Bendor argued that the justices incorrectly gave the 15-week law’s statement of intent more weight than the law itself. Instead of taking the 15-week ban at face value and concluding that it does permit elective abortions up to 15 weeks, the high court concluded that the construction provision stating that it doesn’t overturn the 1864 law means that nearly all abortions should be outlawed. 

“The Opinion deemed the non-substantive ‘construction’ statement about what (the underlying bill) purportedly ‘does not’ do to be more important than the admittedly ‘plain terms’ of the codified law,” Bendor wrote. 

Implications for other abortion law, federal court decisions

The court also bolstered its majority opinion by referencing a fetal personhood law passed by the state legislature in 2021 as proof that lawmakers never intended to establish any legal permission for abortions. That law, which states that all of Arizona’s laws and policies should be interpreted as ascribing every right and protection to an “unborn child at every stage of development,” was blocked by a federal judge shortly after it was passed in 2021, while the protections of Roe v. Wade still existed. The judge in the case ruled that it was unconstitutionally vague and violated the due process rights in the U.S. Constitution. While it is still on the books today, it remains blocked. 

Bendor criticized the Arizona Supreme Court justices for using a law that has been deemed too vague to enforce to support their argument. 

“An unclear statute cannot clarify the meaning of other statutes,” Bendor wrote. 

And, by using the fetal personhood law to reinstate the 1864 near-total ban, the high court inappropriately undermines the federal court’s ruling. The judge in that case, by authorizing an injunction against the law, expressly prohibited that it be used to criminalize abortion providers.
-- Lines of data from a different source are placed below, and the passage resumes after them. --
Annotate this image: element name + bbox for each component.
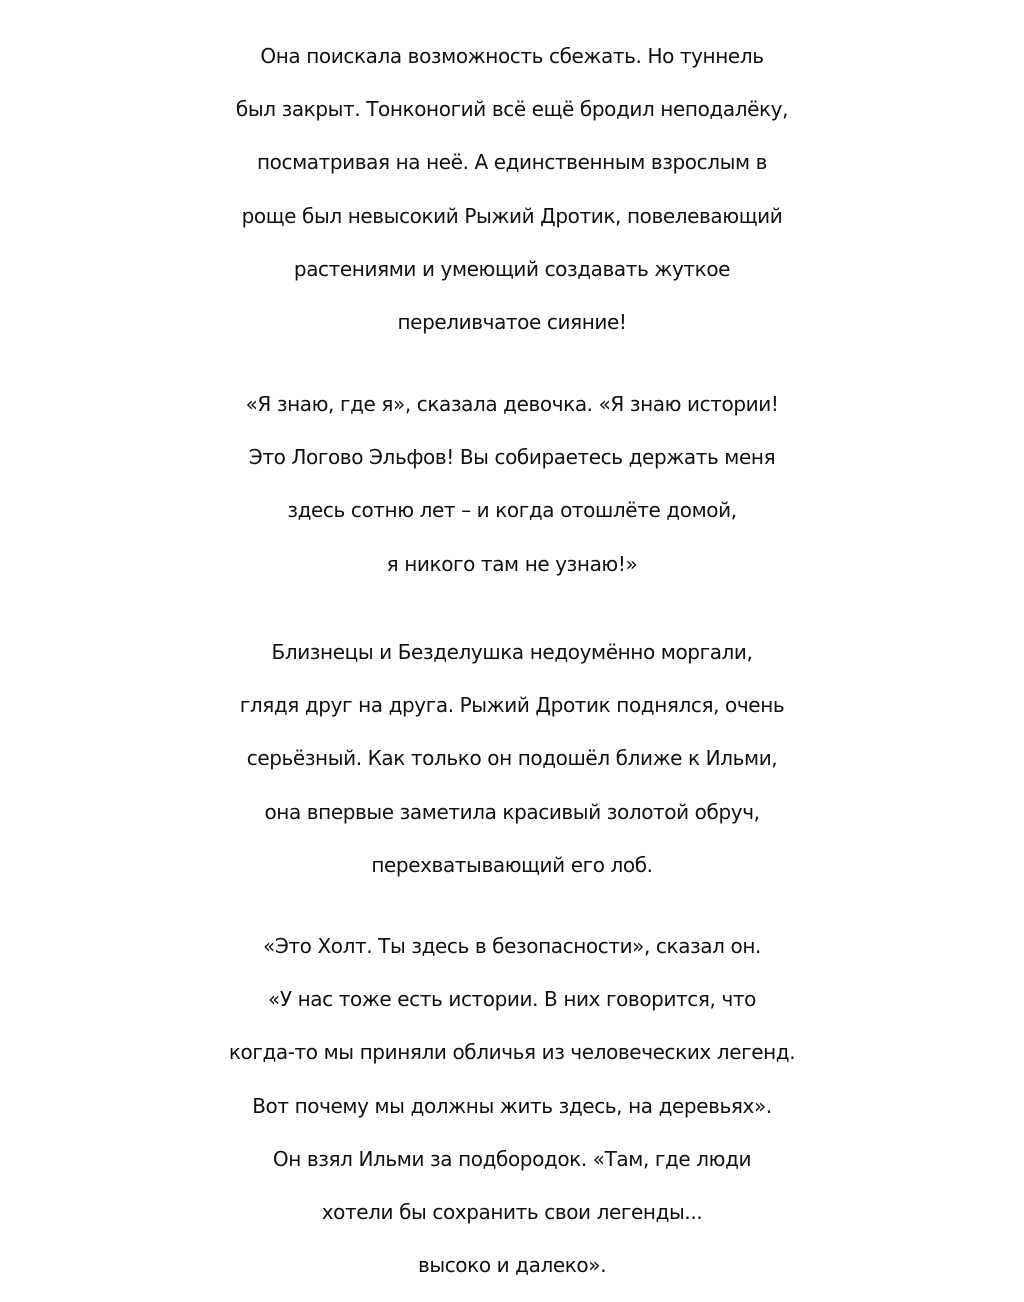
paragraph-twins-blink (0, 626, 1024, 892)
text-line: растениями и умеющий создавать жуткое (293, 256, 731, 281)
text-line: Он взял Ильми за подбородок. «Там, где люди (272, 1146, 752, 1171)
text-line: был закрыт. Тонконогий всё ещё бродил неподалёку, (235, 97, 789, 122)
paragraph-holt-speech (0, 920, 1024, 1292)
text-line: перехватывающий его лоб. (371, 852, 653, 877)
text-line: Она поискала возможность сбежать. Но туннель (260, 44, 764, 68)
text-line: посматривая на неё. А единственным взрослым в (256, 150, 768, 175)
paragraph-escape (0, 30, 1024, 349)
text-line: она впервые заметила красивый золотой обруч, (264, 799, 760, 824)
text-line: Вот почему мы должны жить здесь, на деревьях». (252, 1093, 772, 1118)
paragraph-girl-speech (0, 378, 1024, 591)
text-line: переливчатое сияние! (397, 309, 627, 334)
text-line: Близнецы и Безделушка недоумённо моргали, (271, 640, 753, 664)
text-line: «Я знаю, где я», сказала девочка. «Я знаю истории! (245, 392, 779, 416)
text-line: высоко и далеко». (417, 1253, 607, 1278)
text-line: «У нас тоже есть истории. В них говорится, что (268, 987, 756, 1012)
text-line: когда-то мы приняли обличья из человеческих легенд. (228, 1040, 796, 1065)
text-line: серьёзный. Как только он подошёл ближе к Ильми, (246, 746, 778, 771)
text-line: Это Логово Эльфов! Вы собираетесь держать меня (248, 445, 776, 470)
text-line: роще был невысокий Рыжий Дротик, повелевающий (241, 203, 783, 228)
text-line: здесь сотню лет – и когда отошлёте домой, (287, 498, 737, 523)
text-line: хотели бы сохранить свои легенды... (321, 1199, 703, 1224)
text-line: я никого там не узнаю!» (386, 551, 638, 576)
text-line: «Это Холт. Ты здесь в безопасности», сказал он. (263, 934, 761, 958)
text-line: глядя друг на друга. Рыжий Дротик поднялся, очень (239, 693, 785, 718)
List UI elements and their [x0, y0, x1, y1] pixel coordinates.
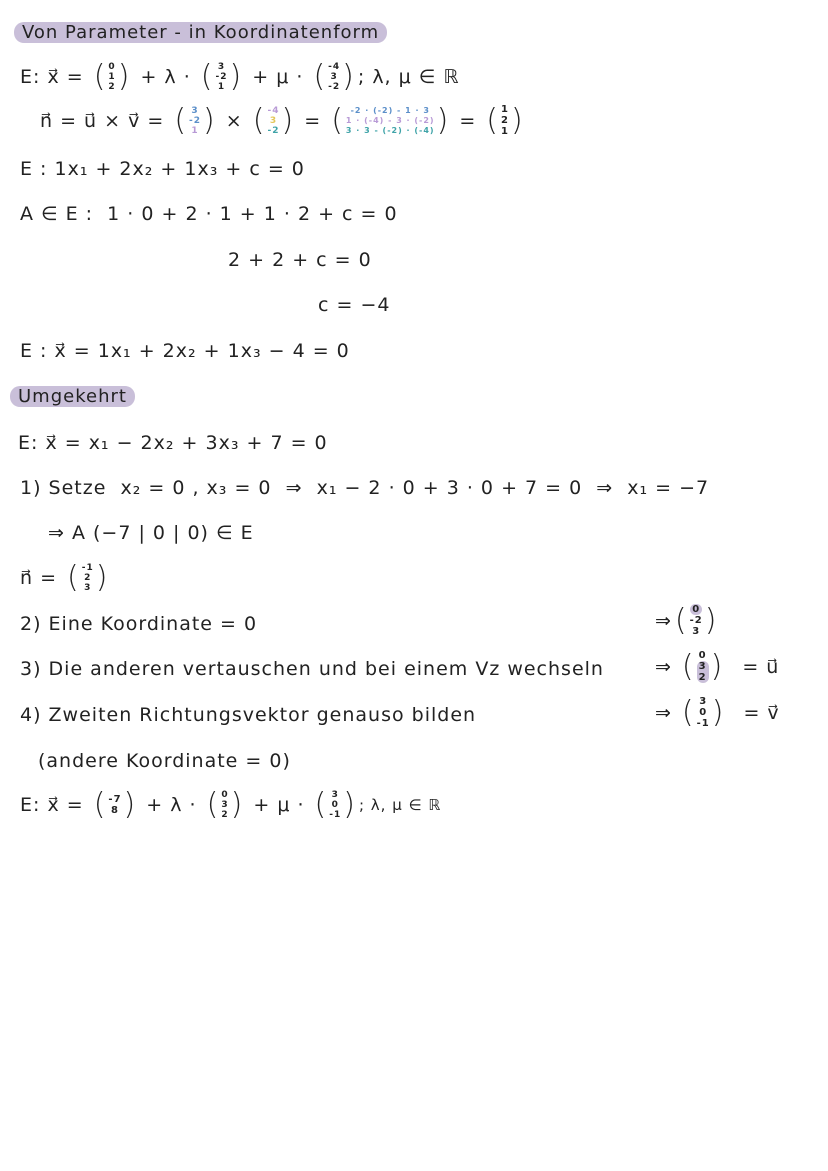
- v: 2: [84, 573, 92, 583]
- v: -2: [215, 72, 228, 82]
- v: 3: [84, 583, 92, 593]
- step-4: 4) Zweiten Richtungsvektor genauso bilden: [20, 704, 477, 726]
- support-vector: ( 0 1 2 ): [93, 59, 131, 94]
- coordinate-form-result: E : x⃗ = 1x₁ + 2x₂ + 1x₃ − 4 = 0: [20, 340, 350, 362]
- v: 0: [698, 650, 707, 661]
- v: -4: [328, 62, 341, 72]
- arrow: ⇒: [655, 655, 672, 678]
- lambda-term: + λ ·: [139, 794, 204, 816]
- v: -2: [189, 115, 202, 126]
- v-label: = v⃗: [743, 701, 780, 724]
- cross-u: ( 3 -2 1 ): [174, 102, 216, 138]
- eq-prefix: E: x⃗ =: [20, 794, 91, 816]
- mu-term: + μ ·: [246, 794, 312, 816]
- v: 2: [698, 672, 707, 683]
- cross-v: ( -4 3 -2 ): [252, 102, 295, 138]
- v: 0: [331, 800, 339, 810]
- support-vector: ( -7 8 ): [93, 787, 137, 822]
- v: 0: [108, 62, 116, 72]
- arrow: ⇒: [655, 609, 672, 632]
- normal-prefix: n⃗ =: [20, 567, 65, 589]
- eq: =: [297, 109, 329, 132]
- normal-vector-2: ( -1 2 3 ): [67, 560, 109, 595]
- eq-suffix: ; λ, μ ∈ ℝ: [358, 796, 442, 814]
- point-substitution: A ∈ E : 1 · 0 + 2 · 1 + 1 · 2 + c = 0: [20, 203, 398, 225]
- heading-reverse: Umgekehrt: [10, 386, 135, 407]
- mu-term: + μ ·: [245, 66, 311, 88]
- u-label: = u⃗: [742, 655, 780, 678]
- step-2-result: ⇒ ( 0 -2 3 ): [655, 602, 718, 638]
- v: -4: [267, 105, 280, 116]
- cross-prefix: n⃗ = u⃗ × v⃗ =: [40, 109, 172, 132]
- v: 0: [699, 707, 708, 718]
- v: -7: [108, 794, 122, 805]
- eq-suffix: ; λ, μ ∈ ℝ: [357, 66, 460, 88]
- v: 3: [330, 72, 338, 82]
- v: -1: [81, 563, 94, 573]
- step-3-result: ⇒ ( 0 3 2 ) = u⃗: [655, 648, 780, 684]
- v: 1: [108, 72, 116, 82]
- v: -2: [689, 615, 703, 626]
- coordinate-equation: E: x⃗ = x₁ − 2x₂ + 3x₃ + 7 = 0: [18, 432, 328, 454]
- note-other-coordinate: (andere Koordinate = 0): [38, 750, 291, 772]
- v: 3: [221, 800, 229, 810]
- v: 0: [692, 604, 701, 615]
- v: 3: [331, 790, 339, 800]
- normal-vector-line: [20, 560, 111, 595]
- v: 3: [692, 626, 701, 637]
- arrow: ⇒: [655, 701, 672, 724]
- direction-vector-u: ( 3 -2 1 ): [200, 59, 243, 94]
- v: -2: [328, 82, 341, 92]
- v: 1: [501, 126, 509, 137]
- step-1: 1) Setze x₂ = 0 , x₃ = 0 ⇒ x₁ − 2 · 0 + 3 · 0 + 7 = 0 ⇒ x₁ = −7: [20, 477, 710, 499]
- step-4-result: ⇒ ( 3 0 -1 ) = v⃗: [655, 694, 780, 730]
- direction-vector-v: ( -4 3 -2 ): [313, 59, 355, 94]
- v: 3: [217, 62, 226, 72]
- v: 2: [501, 115, 509, 126]
- c-result: c = −4: [318, 294, 391, 316]
- v: 2: [221, 810, 229, 820]
- v: -1: [329, 810, 342, 820]
- times: ×: [218, 109, 250, 132]
- v: 3: [191, 105, 199, 116]
- cross-product: [40, 104, 527, 137]
- eq: =: [452, 109, 484, 132]
- lambda-term: + λ ·: [133, 66, 198, 88]
- direction-vector-v: ( 3 0 -1 ): [314, 787, 356, 822]
- v: 1: [191, 125, 199, 136]
- v: -2: [267, 125, 280, 136]
- simplification: 2 + 2 + c = 0: [228, 249, 372, 271]
- parameter-equation: [20, 59, 460, 94]
- step-3: 3) Die anderen vertauschen und bei einem Vz wechseln: [20, 658, 604, 680]
- v: 8: [110, 805, 119, 816]
- v: 2: [108, 82, 116, 92]
- v: 1: [501, 104, 509, 115]
- cross-expression: ( -2 · (-2) - 1 · 3 1 · (-4) - 3 · (-2) 3 · 3 - (-2) · (-4) ): [331, 102, 450, 138]
- v: 0: [221, 790, 229, 800]
- v: 1: [217, 82, 226, 92]
- v: -1: [696, 718, 710, 729]
- direction-vector-u: ( 0 3 2 ): [206, 787, 244, 822]
- v: 3 · 3 - (-2) · (-4): [345, 125, 435, 135]
- v: 3: [269, 115, 278, 126]
- v: -2 · (-2) - 1 · 3: [350, 105, 430, 115]
- normal-vector: ( 1 2 1 ): [486, 102, 524, 138]
- coordinate-form-general: E : 1x₁ + 2x₂ + 1x₃ + c = 0: [20, 158, 305, 180]
- point-a: ⇒ A (−7 | 0 | 0) ∈ E: [48, 522, 254, 544]
- heading-parameter-to-coordinate: Von Parameter - in Koordinatenform: [14, 22, 387, 43]
- v: 1 · (-4) - 3 · (-2): [345, 115, 435, 125]
- eq-prefix: E: x⃗ =: [20, 66, 91, 88]
- step-2: 2) Eine Koordinate = 0: [20, 613, 258, 635]
- v: 3: [698, 661, 707, 672]
- v: 3: [699, 696, 708, 707]
- final-parameter-equation: [20, 787, 442, 822]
Using it to uphold the 1864 ban, which includes criminal penalties for doctors, violates that ruling and narrows the reach of the injunction — both of which are actions that the Arizona Supreme Court is not authorized to take. 

“Nothing in Arizona law allows this Court to use unconstitutionally unclear text to guide judicial interpretation of other statutes, nor to position itself as a court of higher review regarding federal decisions,” Bendor wrote.